We’re moving to Arkansas.
Perhaps I should start at the beginning.
More than a year ago now I was trying to convince my husband that we should leave OKC. I wanted to be somewhere… greener. Somewhere where being outside could be more natural for us, a part of our lives rather than something we had to work at. My initial desire was Seattle – most of you probably know that the Emerald City has a strong pull on my heart. But my Oklahoma born-and-bred husband just could not wrap his mind around the incredible distance from all that he has always known.
We were having one of about a hundred conversations about this dilemma last year on our way back from Christmas at my parent’s Arkansas lakehouse when Colin dropped an idea into the mix that, until then, we had never considered. We love visits to my parent’s house – we walk under the trees, throw rocks in the lake and (attempt to) help my dad with the cows. As Grady has grown over the past year, we have watched him love it too – days filled with rosy cheeks, puppy kisses and lots of time in the sun.
So really, in hindsight, it wasn’t a huge leap when Colin
posed the question – “What about Arkansas?” even if it had not occurred to us
before. We spent the better part of 2012
considering the question, pondering the what and why and how and then came a
moment of peace and then complete clarity – a moment where we looked at each
other with that smile we both know, and the decision was made.
This is about so much more than location – it’s not just
trading in Oklahoma City for Northwest Arkansas.

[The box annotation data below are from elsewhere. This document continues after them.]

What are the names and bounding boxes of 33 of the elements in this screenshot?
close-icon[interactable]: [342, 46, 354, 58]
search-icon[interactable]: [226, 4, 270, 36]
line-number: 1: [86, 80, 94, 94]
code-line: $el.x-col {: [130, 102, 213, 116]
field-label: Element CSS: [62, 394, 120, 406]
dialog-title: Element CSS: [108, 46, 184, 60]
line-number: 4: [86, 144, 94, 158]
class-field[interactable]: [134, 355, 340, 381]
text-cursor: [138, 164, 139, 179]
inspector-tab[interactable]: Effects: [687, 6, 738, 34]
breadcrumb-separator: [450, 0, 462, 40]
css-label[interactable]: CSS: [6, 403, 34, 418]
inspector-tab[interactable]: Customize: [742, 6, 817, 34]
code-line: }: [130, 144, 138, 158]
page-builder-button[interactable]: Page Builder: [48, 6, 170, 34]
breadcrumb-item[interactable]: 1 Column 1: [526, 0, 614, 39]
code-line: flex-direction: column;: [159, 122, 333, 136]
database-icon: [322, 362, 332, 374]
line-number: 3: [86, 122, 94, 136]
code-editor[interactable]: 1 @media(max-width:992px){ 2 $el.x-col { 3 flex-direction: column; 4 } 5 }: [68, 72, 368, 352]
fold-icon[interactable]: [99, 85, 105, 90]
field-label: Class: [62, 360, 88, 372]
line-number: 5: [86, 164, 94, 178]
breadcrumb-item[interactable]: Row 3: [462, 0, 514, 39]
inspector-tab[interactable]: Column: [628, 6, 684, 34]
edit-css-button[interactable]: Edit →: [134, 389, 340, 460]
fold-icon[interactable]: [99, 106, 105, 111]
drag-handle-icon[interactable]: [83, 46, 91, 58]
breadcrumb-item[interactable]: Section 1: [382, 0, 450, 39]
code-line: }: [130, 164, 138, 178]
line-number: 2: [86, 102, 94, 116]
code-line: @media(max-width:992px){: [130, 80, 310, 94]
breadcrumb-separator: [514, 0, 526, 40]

It’s about a lifestyle shift. We’re going to try something that, quite
frankly, I would not have foreseen in our future when I first realized I was
going to marry a man raised on a country club golf course. We’re going back to MY roots, to where I spent my summers and where I developed my love of quiet spaces. We’re going to the country.
I can’t even begin to tell you how excited I am for this
next phase of our lives. As we’ve
started to really begin to develop what this dream might look like, opportunities
we would never have imagined have come our way. That moment of clarity I mentioned? It happened on a crisp, beautiful November
day as we stood in the middle of the plot of land my parents are giving us for
our new home. A piece of what they call the
East Farm, it’s the perfect place for a house – near the end of a country road
with a wide open space edged by trees on one side and a gravel lane on the
other. We had talked about renting for a
while longer after the move to save up money for acreage and then here it was –
all that we had hoped to have, offered up as an incredibly precious gift. The perfect place to raise our son.

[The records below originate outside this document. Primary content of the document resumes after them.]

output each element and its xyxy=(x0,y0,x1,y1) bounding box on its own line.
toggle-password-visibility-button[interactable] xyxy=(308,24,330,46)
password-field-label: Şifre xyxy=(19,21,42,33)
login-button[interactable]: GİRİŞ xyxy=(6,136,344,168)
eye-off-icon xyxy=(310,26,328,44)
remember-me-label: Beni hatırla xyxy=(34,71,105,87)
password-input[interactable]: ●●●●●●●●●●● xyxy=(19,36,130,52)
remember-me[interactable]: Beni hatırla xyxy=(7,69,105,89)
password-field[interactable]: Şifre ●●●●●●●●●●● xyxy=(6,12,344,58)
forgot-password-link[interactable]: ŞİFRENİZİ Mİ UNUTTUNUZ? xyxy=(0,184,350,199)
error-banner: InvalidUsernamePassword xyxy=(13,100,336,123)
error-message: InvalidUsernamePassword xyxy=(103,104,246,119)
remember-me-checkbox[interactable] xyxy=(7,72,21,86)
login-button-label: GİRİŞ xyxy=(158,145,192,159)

The tricky part about announcing this to those of you who
will read it here has been work. We told
our respective firms in early January that we intended to leave OKC by the end
of April 2013. We were asked to keep the
news to ourselves while decisions were made regarding potential transfers and
we have done so. But our time here now
is short and I can’t spend another moment guarding such a secret (too many
times already I have nearly slipped – I am not good with hiding).
I know that this is a huge shift for us and that for some
people that thought is nerve-wracking.
We always worry for the people we love when they make big decisions, because
sometimes big, risky decisions become the biggest mistakes. But please know that Colin and I never do
anything without great amounts of consideration and we are committed to this
choice with all that we have. For us,
for our son, for our future, we believe this is the path we are meant to take.
Honestly, it reminds me of the moment I looked at Colin and
said “I want to have a baby. As in, let’s
try to get pregnant – NOW.” And within a
month, after doing our typical consideration and due diligence, we were staring
at two lines on a tiny plastic strip and giggling like lunatics – and Grady now
is, quite frankly, everything to us. But
there was something in that first moment, a peace in the choice, that took away
all the fear I had previously felt when we considered having children. And I feel that same way now – peace, and excitement,
and no hesitation; knowing that my city-raised husband is right there with me
just increases that sense of “Yes. THIS
is it.”So over the next six weeks, we are packing up our lives and preparing to step out on a (sturdy) limb to somewhere different and exciting and new. There is so much that we will miss about Oklahoma City, but the trip down the turnpike is an easy one and I feel certain we will make it fairly often for family, and friends (and let’s be honest, food) that we are having to leave here. In a lot of ways, I think that our time in OKC saved us from some of the darkest times our marriage has had to endure - and the strength that we found here together is what will carry us forward into this new adventure.
And I can't wait to see what happens.